Poverty and the diseases with which it is associated can be abolished only by a long term policy of education and economic advancement resulting in better standards of living. The campaign to improve conditions of life requires the combined efforts of agriculturalists, educationists, doctors, engineers, economists and others, and their efforts must be integrated in such a way that development is balanced and continuous.

In many cases faulty habits of living are important factors in maintaining a disease in a community. Low economic and social levels as is the case in Cameroon, particularly in the northern half of the country and most urban communities, are associated with apathy, ignorance and low standards of personal hygiene. A system for disposal of human excreta, no matter how well planned, will not succeed so long as individuals continue to see no evil in indiscriminate defaecation in the vicinity of their dwellings.

Low standards of personal hygiene are reflected in low standards of public hygiene, and efforts to raise the latter will have little effect if the former remain low. The end result being the creation of a fertile ground for endemic communicable disease like cholera to thrive as is the case with Cameroon where the disease is on a ten region ride having “walked across” eight regions already. 

Community development designed to help people to help themselves is one of the most successful ways of raising standards of living in Cameroon.

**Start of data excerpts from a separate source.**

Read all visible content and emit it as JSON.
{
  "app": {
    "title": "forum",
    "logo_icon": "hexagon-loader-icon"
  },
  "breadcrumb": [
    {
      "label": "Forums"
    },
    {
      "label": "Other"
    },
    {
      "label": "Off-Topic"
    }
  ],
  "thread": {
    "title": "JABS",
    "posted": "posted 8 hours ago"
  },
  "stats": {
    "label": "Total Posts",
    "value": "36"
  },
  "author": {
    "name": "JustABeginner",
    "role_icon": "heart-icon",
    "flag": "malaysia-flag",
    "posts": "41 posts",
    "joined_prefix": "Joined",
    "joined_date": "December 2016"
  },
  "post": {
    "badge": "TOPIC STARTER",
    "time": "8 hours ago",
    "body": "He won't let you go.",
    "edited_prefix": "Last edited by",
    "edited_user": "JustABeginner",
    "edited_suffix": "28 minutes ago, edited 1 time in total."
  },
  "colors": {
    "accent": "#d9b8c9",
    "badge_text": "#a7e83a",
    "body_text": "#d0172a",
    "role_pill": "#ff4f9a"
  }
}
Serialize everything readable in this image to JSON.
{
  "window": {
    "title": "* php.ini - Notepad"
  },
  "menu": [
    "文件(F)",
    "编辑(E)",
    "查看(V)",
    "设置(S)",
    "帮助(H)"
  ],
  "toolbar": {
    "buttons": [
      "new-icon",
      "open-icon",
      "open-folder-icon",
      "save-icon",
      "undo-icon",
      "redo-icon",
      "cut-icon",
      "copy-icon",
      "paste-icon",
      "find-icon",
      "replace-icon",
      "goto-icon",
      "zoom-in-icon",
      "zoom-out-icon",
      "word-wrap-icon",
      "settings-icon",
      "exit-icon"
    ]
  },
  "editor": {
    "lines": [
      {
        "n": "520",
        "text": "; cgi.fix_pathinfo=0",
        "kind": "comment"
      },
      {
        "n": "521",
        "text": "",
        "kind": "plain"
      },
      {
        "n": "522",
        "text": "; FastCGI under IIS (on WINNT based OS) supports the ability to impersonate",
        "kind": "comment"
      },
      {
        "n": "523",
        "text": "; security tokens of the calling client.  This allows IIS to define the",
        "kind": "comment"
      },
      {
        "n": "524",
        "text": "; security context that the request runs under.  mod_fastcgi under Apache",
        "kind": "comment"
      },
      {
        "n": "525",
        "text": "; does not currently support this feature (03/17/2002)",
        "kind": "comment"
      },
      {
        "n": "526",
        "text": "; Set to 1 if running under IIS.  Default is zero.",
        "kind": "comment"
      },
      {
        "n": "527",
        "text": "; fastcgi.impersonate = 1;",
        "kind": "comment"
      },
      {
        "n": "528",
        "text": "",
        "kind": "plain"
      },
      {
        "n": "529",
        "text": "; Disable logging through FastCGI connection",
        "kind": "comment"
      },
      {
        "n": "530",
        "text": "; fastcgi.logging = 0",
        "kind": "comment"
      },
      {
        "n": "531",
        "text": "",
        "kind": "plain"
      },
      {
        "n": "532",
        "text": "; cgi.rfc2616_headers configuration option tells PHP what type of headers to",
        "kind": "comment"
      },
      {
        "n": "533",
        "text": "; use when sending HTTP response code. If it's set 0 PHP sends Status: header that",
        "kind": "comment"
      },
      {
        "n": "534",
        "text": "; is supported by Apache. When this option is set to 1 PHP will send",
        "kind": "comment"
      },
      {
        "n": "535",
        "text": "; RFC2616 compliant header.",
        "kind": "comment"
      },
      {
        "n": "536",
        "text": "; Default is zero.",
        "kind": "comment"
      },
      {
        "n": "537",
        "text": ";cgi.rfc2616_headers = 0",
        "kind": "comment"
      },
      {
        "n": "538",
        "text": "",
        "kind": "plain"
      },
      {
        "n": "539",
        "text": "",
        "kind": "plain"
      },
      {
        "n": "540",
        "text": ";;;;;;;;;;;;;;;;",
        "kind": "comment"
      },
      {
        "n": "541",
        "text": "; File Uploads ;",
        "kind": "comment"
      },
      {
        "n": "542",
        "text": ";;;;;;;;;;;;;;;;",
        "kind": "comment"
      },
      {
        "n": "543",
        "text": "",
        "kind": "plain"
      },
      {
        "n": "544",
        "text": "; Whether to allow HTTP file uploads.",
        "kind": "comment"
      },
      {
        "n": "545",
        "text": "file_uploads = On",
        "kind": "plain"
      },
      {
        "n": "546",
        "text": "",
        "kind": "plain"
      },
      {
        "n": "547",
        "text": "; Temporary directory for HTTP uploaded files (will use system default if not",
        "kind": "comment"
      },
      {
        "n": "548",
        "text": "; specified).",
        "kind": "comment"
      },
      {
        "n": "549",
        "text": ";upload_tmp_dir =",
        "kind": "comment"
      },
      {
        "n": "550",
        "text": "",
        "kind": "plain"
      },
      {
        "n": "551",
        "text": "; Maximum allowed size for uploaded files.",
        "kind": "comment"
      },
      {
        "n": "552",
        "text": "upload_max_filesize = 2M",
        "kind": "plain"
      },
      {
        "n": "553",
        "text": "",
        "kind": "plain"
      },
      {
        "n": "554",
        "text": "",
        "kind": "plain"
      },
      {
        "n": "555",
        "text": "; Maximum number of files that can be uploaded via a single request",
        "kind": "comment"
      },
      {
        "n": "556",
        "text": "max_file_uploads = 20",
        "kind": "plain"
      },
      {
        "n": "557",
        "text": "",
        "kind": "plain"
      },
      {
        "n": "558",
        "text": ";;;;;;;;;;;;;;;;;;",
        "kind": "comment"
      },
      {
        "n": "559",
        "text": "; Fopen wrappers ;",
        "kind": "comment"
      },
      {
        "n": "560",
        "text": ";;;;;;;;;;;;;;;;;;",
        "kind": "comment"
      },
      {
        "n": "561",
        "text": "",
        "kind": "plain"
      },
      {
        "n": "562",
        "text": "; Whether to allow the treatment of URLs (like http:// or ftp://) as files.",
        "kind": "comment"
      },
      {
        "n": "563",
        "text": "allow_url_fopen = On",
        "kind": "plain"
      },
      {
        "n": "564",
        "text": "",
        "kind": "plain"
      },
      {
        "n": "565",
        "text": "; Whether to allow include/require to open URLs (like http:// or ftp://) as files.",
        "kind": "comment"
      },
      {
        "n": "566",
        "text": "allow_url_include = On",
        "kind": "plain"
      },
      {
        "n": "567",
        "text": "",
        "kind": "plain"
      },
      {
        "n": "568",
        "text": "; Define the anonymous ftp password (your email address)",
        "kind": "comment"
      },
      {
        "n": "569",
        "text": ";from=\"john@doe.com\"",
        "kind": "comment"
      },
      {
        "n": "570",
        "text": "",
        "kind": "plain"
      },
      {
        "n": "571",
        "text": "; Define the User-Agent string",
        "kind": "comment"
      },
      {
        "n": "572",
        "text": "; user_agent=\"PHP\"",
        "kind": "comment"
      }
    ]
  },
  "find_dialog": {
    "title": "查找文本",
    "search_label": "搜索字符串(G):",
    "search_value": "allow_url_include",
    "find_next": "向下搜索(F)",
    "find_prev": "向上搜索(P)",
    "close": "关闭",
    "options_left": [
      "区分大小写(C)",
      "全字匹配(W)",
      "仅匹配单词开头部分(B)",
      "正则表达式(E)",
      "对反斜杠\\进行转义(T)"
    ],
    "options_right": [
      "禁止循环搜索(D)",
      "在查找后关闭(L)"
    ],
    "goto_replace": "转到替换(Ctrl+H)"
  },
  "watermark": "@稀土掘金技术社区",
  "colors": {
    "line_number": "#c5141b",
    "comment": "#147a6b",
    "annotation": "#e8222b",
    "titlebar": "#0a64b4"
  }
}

All important environment conditions fall within scope and self- help schemes of various kinds can be started. These schemes have an important cultural influence because they are educational and they develop initiative, cooperation and a sense of responsibility in those who participate in them. 

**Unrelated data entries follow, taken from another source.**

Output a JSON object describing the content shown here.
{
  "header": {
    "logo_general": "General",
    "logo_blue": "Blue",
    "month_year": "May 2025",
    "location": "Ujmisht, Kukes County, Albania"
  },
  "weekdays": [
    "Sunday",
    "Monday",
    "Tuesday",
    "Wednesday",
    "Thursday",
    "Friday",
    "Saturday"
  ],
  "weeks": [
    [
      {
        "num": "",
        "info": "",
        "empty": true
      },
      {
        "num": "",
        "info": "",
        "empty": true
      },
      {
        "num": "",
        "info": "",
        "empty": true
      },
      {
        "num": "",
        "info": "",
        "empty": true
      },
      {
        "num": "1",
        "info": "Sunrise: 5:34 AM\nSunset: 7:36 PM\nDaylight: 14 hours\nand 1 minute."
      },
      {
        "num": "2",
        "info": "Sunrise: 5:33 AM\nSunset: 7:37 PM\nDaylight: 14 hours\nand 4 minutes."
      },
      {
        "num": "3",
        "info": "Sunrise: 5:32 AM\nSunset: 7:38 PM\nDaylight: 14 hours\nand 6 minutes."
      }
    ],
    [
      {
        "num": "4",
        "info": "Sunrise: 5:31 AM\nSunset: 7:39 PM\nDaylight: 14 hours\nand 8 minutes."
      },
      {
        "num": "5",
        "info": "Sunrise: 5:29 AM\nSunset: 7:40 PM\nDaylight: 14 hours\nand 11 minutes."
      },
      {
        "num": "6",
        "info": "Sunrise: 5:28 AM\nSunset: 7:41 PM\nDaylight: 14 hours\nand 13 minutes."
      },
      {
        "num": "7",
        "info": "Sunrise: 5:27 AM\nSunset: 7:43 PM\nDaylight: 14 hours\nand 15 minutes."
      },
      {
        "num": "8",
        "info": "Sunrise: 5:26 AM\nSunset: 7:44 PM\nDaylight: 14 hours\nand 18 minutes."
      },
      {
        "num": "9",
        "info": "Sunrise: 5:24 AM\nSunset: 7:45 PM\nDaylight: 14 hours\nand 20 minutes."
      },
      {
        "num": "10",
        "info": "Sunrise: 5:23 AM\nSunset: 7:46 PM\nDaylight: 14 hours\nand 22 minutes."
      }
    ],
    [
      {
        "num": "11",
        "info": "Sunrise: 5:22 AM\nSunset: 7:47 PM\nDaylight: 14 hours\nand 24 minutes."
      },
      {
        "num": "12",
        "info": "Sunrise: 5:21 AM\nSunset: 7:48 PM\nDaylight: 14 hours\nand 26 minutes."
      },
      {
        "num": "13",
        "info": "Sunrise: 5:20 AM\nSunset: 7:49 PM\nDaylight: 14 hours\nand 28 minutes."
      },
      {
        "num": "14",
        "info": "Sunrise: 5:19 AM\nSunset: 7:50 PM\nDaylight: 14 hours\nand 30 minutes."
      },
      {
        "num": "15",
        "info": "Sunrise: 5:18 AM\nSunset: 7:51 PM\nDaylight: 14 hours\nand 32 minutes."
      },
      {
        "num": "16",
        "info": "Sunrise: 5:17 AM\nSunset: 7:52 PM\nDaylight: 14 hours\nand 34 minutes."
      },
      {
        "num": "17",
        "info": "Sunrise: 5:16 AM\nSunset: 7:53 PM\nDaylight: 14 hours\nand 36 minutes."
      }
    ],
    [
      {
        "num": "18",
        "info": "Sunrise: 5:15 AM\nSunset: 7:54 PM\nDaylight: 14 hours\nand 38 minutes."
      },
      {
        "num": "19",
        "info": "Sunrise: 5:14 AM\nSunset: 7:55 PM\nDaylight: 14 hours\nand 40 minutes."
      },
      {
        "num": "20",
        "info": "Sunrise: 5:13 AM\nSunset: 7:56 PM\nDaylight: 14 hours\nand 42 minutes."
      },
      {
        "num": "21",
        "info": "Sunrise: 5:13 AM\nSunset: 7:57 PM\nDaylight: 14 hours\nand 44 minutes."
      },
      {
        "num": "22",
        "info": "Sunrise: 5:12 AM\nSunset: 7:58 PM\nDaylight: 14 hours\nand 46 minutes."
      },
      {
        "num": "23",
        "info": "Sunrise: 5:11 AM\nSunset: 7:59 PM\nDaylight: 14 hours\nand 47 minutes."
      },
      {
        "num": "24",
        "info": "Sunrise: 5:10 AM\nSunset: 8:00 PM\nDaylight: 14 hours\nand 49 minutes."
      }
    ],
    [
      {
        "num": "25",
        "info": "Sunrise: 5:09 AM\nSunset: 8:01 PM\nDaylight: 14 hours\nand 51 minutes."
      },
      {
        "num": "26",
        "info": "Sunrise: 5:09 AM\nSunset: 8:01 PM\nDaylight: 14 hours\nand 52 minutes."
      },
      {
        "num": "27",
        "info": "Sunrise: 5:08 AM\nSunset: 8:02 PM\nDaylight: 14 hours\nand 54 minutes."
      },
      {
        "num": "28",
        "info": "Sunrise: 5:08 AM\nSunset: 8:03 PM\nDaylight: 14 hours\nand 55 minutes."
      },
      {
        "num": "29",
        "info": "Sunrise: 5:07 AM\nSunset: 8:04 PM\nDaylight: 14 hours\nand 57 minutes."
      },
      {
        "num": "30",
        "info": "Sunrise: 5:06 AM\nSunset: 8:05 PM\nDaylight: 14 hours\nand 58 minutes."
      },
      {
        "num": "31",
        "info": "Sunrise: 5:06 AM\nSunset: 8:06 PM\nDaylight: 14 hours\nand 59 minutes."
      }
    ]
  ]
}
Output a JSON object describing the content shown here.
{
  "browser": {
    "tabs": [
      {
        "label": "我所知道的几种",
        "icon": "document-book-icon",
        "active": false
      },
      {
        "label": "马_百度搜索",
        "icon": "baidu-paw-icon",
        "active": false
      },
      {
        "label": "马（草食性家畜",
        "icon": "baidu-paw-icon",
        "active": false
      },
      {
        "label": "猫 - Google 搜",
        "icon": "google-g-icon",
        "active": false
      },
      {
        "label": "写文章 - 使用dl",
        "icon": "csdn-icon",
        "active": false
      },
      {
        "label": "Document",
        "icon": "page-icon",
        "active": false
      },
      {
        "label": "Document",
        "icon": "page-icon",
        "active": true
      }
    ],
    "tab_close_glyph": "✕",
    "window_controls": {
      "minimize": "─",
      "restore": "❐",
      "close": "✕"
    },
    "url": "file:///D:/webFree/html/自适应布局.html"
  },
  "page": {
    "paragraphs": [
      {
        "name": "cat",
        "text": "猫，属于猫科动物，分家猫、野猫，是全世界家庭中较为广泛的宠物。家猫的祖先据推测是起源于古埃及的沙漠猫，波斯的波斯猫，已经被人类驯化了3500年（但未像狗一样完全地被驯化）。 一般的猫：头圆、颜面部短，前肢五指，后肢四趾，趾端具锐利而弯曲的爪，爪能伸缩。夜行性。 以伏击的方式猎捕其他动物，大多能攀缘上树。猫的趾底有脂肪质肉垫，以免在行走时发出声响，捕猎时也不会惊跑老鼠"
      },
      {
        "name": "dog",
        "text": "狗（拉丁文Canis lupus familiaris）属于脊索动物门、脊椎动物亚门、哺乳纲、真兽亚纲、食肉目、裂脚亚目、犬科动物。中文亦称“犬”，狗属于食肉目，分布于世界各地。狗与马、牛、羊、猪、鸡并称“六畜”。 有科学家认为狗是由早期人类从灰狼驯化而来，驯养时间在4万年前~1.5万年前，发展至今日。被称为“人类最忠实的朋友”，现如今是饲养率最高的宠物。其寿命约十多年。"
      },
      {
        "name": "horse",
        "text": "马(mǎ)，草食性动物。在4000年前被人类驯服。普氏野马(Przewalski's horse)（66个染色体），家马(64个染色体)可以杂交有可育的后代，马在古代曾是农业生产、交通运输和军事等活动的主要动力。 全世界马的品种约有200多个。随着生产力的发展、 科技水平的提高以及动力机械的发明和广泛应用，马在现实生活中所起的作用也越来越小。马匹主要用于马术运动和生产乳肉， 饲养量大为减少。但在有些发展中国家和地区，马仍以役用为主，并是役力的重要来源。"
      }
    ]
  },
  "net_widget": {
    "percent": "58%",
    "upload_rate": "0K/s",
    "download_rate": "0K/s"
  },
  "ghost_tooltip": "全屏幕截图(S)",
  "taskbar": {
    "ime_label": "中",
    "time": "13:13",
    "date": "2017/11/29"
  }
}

Specially important are programmes connected with agriculture, housing and sanitation. Public health activities which are suitable for self-help schemes are: the construction of protected wells, protection of springs, composting of wastes and construction of houses of better design. 

With assistance and supervision improvements can be effected in all of these, and since they have been carried out at the wish and by the labour of the people themselves they will be valued. Such is the kind of doctrine that has to be inculcated into the minds of Cameroonians. Secondly before any decision is made as to the object of the community’s activities, public opinion should be consulted about a number of improvements needed locally and these should be widely discussed. The people should be led to select the objective which is most necessary and desirable. 

Cooperation in the programme will be facilitated by forming a committee of locally influential people who will lead the community and be responsible for organizing its purpose and value. It should be noted that the standards set should be reasonably possible of attainment by a poor and uneducated community (as is the case with some communities in the Far North); and the type and construction and method of usage must be related to local social, educational and economic levels. 

Large scale, forceful development schemes imposed on a population from outside have often failed in the past. Real development must be for the people and achieved through the people if it is to be stable, advance and bring the benefits hoped for.

Unless development schemes are broadly based and cover all important aspects of human activity, they tend to lead to unbalanced progress and create fresh problems. 

In order to put these cholera epidemics under control the powers that be, must aim at the development of appropriate water and sanitation systems technically adapted to local skills, materials and economically feasible, culturally acceptable and environmentally sound. Greater emphasis should be given to sanitation development and to closer links with water supply and solid and liquid waste management in the planning of new programmes.